US News

EMPTY H$U BOX

Sen. Hillary Rodham Clinton‘s presidential campaign did an about-face last night, returning $850,000 in contributions raised by scandal-scarred Democratic donor Norman Hsu.

“In light of recent events and allegations that Mr. Norman Hsu engaged in an illegal investment scheme, we have decided, out of an abundance of caution, to return the money he raised for our campaign,” Clinton spokesman Howard Wolfson said.

He said the campaign conducted a thorough background check of Hsu – one of Clinton’s biggest fund-raisers – but was unaware he was a fugitive from the law.

The Clinton campaign also said it would conduct criminal background checks on people who raise large sums of money for the campaign.

Hsu has spent the last four years hiding in plain sight from officials in California, where he pleaded no contest in 1992 over a Ponzi scheme involving a phony business selling latex gloves. He skipped town just before his sentencing.

He went on the lam again last week after missing a California bail hearing, but was arrested in a Colorado hospital after witnesses said he was behaving erratically aboard a train.

The Clinton campaign had initially said it would turn over to charity the $23,000 Hsu had personally donated, but would not give back the much larger amount that he had “bundled” or raised from other supporters.

The campaign, which has raised more than $53 million, said Hsu was responsible for donations from some 260 people.

The Los Angeles Times yesterday reported the feds are looking into Hsu’s financial dealings, as well as whether he used other people as fronts to skirt campaign finance laws.

Questions about Hsu were first raised in a recent Wall Street Journal story that revealed a California family of modest means had donated over $40,000 to Clinton and $200,000 to other Democrats.
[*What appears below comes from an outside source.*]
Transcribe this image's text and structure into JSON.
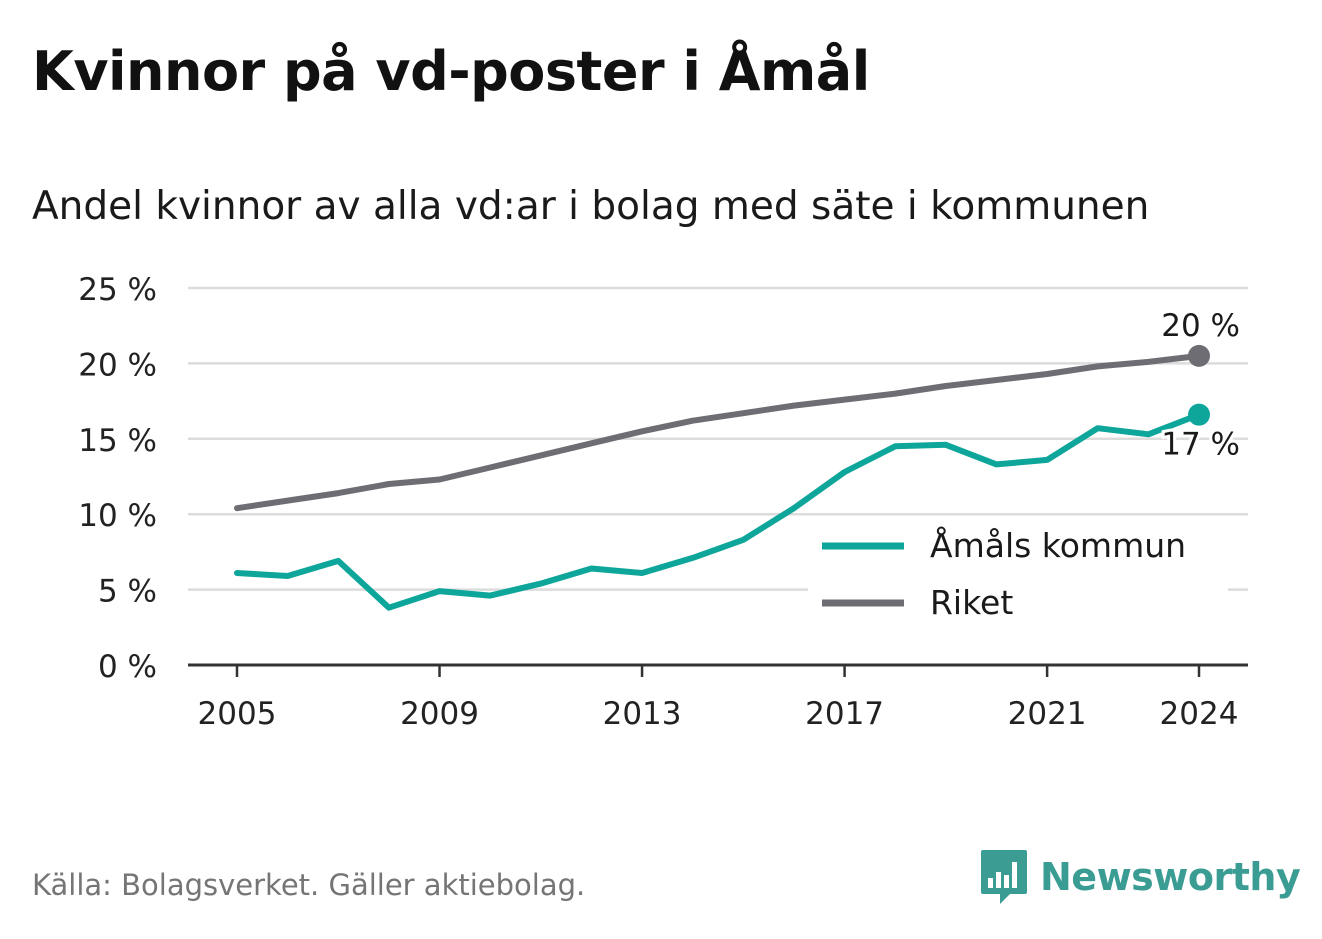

The newspaper reported the family lived in a home once listed as an address of Hsu, raising questions about whether Hsu was really behind their donations.
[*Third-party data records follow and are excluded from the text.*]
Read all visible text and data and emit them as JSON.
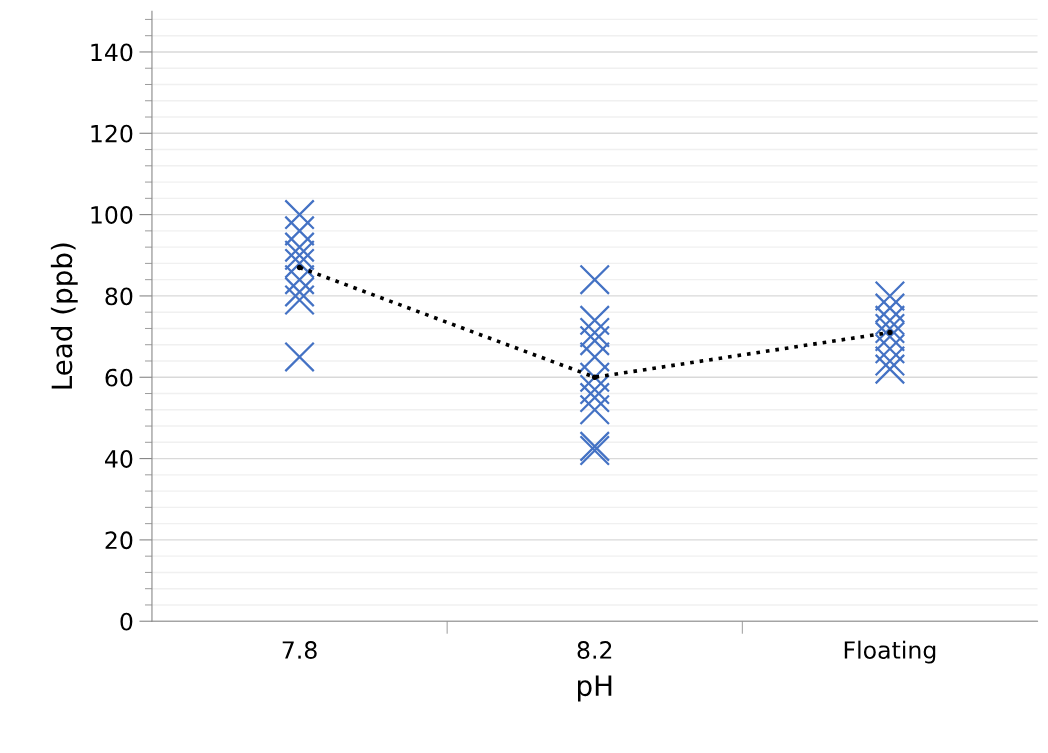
{
  "chart_data": {
    "type": "scatter",
    "xlabel": "pH",
    "ylabel": "Lead (ppb)",
    "categories": [
      "7.8",
      "8.2",
      "Floating"
    ],
    "ylim": [
      0,
      150
    ],
    "yticks": [
      0,
      20,
      40,
      60,
      80,
      100,
      120,
      140
    ],
    "grid": "y",
    "series": [
      {
        "color": "#4472c4",
        "marker": "cross",
        "x": [
          "7.8",
          "7.8",
          "7.8",
          "7.8",
          "7.8",
          "7.8",
          "7.8",
          "7.8",
          "7.8",
          "8.2",
          "8.2",
          "8.2",
          "8.2",
          "8.2",
          "8.2",
          "8.2",
          "8.2",
          "8.2",
          "8.2",
          "8.2",
          "Floating",
          "Floating",
          "Floating",
          "Floating",
          "Floating",
          "Floating",
          "Floating",
          "Floating"
        ],
        "values": [
          100,
          96,
          92,
          90,
          88,
          84,
          81,
          79,
          65,
          84,
          74,
          71,
          69,
          65,
          60,
          57,
          55,
          52,
          43,
          42,
          80,
          77,
          74,
          72,
          70,
          67,
          64,
          62
        ]
      },
      {
        "type": "line",
        "color": "#000000",
        "marker": "circle",
        "line_style": "dotted",
        "values": [
          87,
          60,
          71
        ]
      }
    ]
  }
}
Among the contributions that will now be returned are those from members of that family, aides to Clinton said last night.
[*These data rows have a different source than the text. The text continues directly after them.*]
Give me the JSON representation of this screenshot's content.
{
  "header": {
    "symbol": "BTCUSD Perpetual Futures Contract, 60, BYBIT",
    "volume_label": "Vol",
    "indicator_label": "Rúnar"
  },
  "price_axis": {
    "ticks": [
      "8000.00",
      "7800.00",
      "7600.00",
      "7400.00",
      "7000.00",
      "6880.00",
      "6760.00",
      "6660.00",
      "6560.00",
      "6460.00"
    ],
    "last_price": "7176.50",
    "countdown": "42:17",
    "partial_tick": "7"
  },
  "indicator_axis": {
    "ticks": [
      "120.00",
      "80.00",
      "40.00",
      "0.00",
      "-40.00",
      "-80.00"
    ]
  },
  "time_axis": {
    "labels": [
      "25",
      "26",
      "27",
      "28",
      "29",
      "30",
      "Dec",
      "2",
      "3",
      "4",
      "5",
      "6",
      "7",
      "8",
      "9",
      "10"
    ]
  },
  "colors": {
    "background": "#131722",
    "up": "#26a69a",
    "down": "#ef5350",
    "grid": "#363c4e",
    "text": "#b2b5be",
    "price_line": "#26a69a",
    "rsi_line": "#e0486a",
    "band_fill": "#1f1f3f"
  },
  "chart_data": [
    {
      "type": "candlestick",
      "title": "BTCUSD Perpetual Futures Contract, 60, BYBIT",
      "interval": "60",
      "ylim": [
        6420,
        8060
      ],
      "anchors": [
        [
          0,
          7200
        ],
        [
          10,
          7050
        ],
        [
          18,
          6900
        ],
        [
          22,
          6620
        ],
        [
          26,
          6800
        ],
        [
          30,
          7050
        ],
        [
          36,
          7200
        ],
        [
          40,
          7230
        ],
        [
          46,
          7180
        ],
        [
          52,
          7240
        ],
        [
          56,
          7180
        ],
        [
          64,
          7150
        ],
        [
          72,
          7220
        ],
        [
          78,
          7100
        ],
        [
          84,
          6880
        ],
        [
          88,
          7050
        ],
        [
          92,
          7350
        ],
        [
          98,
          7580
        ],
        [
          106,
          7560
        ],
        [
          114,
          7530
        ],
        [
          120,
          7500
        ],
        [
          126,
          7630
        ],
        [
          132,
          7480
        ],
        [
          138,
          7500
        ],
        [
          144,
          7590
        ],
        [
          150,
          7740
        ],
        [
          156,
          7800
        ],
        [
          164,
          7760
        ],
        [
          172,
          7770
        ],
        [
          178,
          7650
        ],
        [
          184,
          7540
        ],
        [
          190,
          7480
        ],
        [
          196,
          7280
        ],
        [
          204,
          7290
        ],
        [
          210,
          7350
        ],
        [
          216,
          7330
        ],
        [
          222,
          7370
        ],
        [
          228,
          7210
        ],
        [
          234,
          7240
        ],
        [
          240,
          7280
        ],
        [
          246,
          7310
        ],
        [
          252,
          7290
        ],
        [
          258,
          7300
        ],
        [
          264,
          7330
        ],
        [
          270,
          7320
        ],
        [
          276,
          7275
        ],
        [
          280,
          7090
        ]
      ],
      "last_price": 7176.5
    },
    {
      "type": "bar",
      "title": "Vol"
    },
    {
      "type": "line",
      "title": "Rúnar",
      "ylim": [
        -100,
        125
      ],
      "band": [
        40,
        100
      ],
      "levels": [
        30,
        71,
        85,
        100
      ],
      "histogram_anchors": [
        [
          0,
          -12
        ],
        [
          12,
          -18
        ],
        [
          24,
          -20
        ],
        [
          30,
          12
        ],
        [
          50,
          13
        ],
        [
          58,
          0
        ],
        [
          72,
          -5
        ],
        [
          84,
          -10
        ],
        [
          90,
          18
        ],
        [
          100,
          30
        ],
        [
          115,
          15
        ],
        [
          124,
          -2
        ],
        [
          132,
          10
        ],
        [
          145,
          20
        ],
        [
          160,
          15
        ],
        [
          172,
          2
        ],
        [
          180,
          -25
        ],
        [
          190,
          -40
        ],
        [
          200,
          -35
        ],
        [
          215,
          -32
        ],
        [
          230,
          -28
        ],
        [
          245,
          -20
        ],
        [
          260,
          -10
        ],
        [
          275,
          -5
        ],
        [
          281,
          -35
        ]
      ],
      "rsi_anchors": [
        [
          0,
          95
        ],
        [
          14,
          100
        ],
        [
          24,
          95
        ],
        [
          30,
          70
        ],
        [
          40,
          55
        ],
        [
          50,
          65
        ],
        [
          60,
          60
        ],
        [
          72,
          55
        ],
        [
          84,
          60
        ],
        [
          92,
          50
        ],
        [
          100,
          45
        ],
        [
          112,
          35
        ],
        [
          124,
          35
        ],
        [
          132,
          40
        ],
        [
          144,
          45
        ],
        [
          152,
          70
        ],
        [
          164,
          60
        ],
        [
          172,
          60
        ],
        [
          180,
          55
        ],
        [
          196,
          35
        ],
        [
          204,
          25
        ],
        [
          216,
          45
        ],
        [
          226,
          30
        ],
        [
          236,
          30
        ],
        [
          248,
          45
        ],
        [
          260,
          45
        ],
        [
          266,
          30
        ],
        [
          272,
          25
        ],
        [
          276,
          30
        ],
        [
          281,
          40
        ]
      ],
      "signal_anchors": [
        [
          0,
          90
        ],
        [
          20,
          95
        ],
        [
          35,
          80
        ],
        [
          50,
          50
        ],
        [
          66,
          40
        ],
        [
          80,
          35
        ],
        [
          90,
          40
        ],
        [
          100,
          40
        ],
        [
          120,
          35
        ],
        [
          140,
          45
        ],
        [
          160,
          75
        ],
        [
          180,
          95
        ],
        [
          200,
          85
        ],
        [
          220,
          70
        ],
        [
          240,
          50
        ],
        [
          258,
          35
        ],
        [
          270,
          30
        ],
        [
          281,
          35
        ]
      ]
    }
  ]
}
“In any instance where a source of a bundler’s income is in question, the campaign will take affirmative steps to verify its origin,” Wolfson said.

In addition to the $260,000 he contributed to federal candidates, Hsu also contributed at least $330,000 to state Democratic candidates and state party committees and ballot initiatives during the 2004 and 2006 elections.

Among the New York officials who received money were Gov. Spitzer and Attorney General Andrew Cuomo. Both have said they would divest their campaigns of the donations.